AS LIÇÕES DA EXPERIÊNCIA DE UM ACAMPAMENTO
Dom Antônio de Assis
Bispo auxiliar de Belém do Pará (PA)
De modo geral, a experiência dos acampamentos
juvenis, de caráter pastoral, gera uma profunda atração nos jovens; para que
possamos compreender esse fenômeno é necessário considerarmos a realidade que
vivem milhões de jovens atualmente, sobretudo no contexto urbano das grandes
cidades.
Os jovens urbanos, respeitando a variedade de
contextos, estão de modo geral, cada vez mais confinados em suas estruturas
domésticas e tem pouca experiência de amizades e interação social; sentem-se
movidos pela forte atração e ou dependência tecnológica, que os levam ao
distanciamento do divertimento coletivo e a viverem uma vida artificializada,
distantes da natureza. Sentem forte estresse nas relações familiares, oprimidos
para terem bons resultados nos estudos e muitos vivem solitários na família. Fenômenos
como a drogadição, a automutilação, o vazio existencial, a criminalidade são
consequências de muitos fatores. No último acampamento do qual participei um
jovem me disse: “isto para mim é uma espécie de experiência de
paraíso!”
Os jovens e a experiência do
acampamento
O Setor Juventude da Arquidiocese de Belém
promoveu o III Acampamento Juvenil Arquidiocesano nos dias 04-07 de julho
(2024) para jovens de 15 a 29 anos. Vale a pena recordarmos os números dos
participantes e refletir sobre eles: no I Acampamento (2022) participaram 470
jovens; no II 1170 e no III 1672. Essa significativa expressão numérica
crescente nos convida à reflexão. Uma pergunta é inevitável: por que os jovens
gostam desse tipo de evento?
Antes de tudo, porque eles estão de férias;
isso significa que o dinamismo da pastoral juvenil deve levar em conta também a
disponibilidade de tempo dos jovens; o tempo de férias dos jovens nos oferece a
possibilidade da pastoral juvenil planejar e oferecer-lhes atividades pastorais
extraordinárias. Em muitos ambientes décadas atrás, era comum a promoção das
colônias de férias; houve uma crise dessas atividades, mas se sente hoje a
necessidade da reproposição delas. A sensibilidade pastoral e pedagógica da catequese
deve também saber servir-se dos tempos de férias das crianças e dos
adolescentes.
Os jovens gostam da experiência do acampamento
porque a sua programação não está presa à rotina do cotidiano, mas lhes oferece
experiências extraordinárias de novas aprendizagens através de atividades
festivas, lúdicas, esportivas, culturais, religiosas; a atratividade dos
acampamentos nos fala da necessidade de levarmos em conta a sensibilidade
juvenil nas nossas propostas pastorais; isso se refere à linguagem, modos de
relacionamento, tempos de atenção, ambientes educativos… A psicologia juvenil
exige da pastoral juvenil uma visão mais aberta, dinâmicas criativas,
metodologias ativas e envolventes, encontro com a natureza; gostam porque os
jovens apreciam o desafio da adaptabilidade, da ação conjunta e competitiva e
estão abertos a aprendizagem através de novas experiências.

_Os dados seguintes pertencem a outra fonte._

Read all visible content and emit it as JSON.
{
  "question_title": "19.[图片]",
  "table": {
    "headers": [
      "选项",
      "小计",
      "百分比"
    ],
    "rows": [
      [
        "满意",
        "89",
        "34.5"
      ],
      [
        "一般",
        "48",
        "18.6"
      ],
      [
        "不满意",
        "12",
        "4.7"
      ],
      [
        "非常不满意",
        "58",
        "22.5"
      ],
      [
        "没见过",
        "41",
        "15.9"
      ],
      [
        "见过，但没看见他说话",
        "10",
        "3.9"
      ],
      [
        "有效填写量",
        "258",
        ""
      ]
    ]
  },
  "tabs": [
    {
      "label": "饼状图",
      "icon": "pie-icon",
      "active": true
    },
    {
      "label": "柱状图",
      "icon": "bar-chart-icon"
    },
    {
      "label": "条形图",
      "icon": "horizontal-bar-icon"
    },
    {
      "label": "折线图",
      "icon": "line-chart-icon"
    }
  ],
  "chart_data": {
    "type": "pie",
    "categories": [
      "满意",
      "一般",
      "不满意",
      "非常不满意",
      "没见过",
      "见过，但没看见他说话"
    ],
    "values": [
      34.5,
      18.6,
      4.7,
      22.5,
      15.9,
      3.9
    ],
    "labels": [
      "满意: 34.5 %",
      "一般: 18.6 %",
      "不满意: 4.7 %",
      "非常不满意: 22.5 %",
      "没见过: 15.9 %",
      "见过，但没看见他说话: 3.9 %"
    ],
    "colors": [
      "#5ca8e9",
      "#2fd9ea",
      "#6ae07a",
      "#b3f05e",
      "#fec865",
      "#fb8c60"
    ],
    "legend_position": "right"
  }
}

Interessantes referências bíblicas
Na Bíblia encontramos muitas referências sobre
acampamentos; de modo particular encontramos duas categorias: há os
acampamentos estratégicos enquanto agrupamento de combatentes em tempos de
guerra e os acampamentos enquanto ambiente de convivência de um processo de
deslocamento e libertação. Assim Abraão respondendo positivamente ao chamado de
Deus, pôs-se a caminho rumo a Terra Prometida, parando “de acampamento em
acampamento” (cf. Gn 12,9). Essa mesma dinâmica encontramos também no processo
de saída do Egito. O processo libertário após a travessia do Mar Vermelho
aconteceu também através de etapas, passo a passo, pouco a pouco, de
acampamento em acampamento, atravessando territórios; algumas vezes na amizade
com povos diferentes, outras vezes em graves conflitos.
A experiência do acampamento com as tendas no
deserto, são metáforas da nossa existência humana, porque movidos pela fé,
estamos em busca da pátria eterna. Neste mundo tudo é provisório e, por isso,
não temos estruturas definitivas, mas somente tendas. A imagem da tenda e do
acampamento nos chama a atenção para a consciência da provisoriedade da vida
neste mundo e para a necessidade do olhar para frente porque estamos caminhando
e não devemos nos apegar a nada que nos impeça de chegar ao santuário celeste nossa
pátria definitiva. De fato, é isso que nos diz a Carta aos Hebreus: movidos
pela fé, confessamos que somos estrangeiros e peregrinos sobre a terra e
estamos a caminho da nossa pátria definitiva (cf. Hb 11,13-14). Estamos
acampados neste mundo e a qualquer momento nossa tenda pode ser desfeita!
O acampamento nos apresenta a ideia de que a
nossa vida de fé não é uma corrida imediatista, instantânea, isolada, mas é uma
experiência comunitária, que implica fases e processo de amadurecimento com
seus desafios, tentações, conquistas, conflitos e perdas. No deserto, apesar da
grande preocupação de Moisés e seus colaboradores com a higiene física, moral e
religiosa dos acampamentos, também neles aconteciam coisas desagradáveis (cf.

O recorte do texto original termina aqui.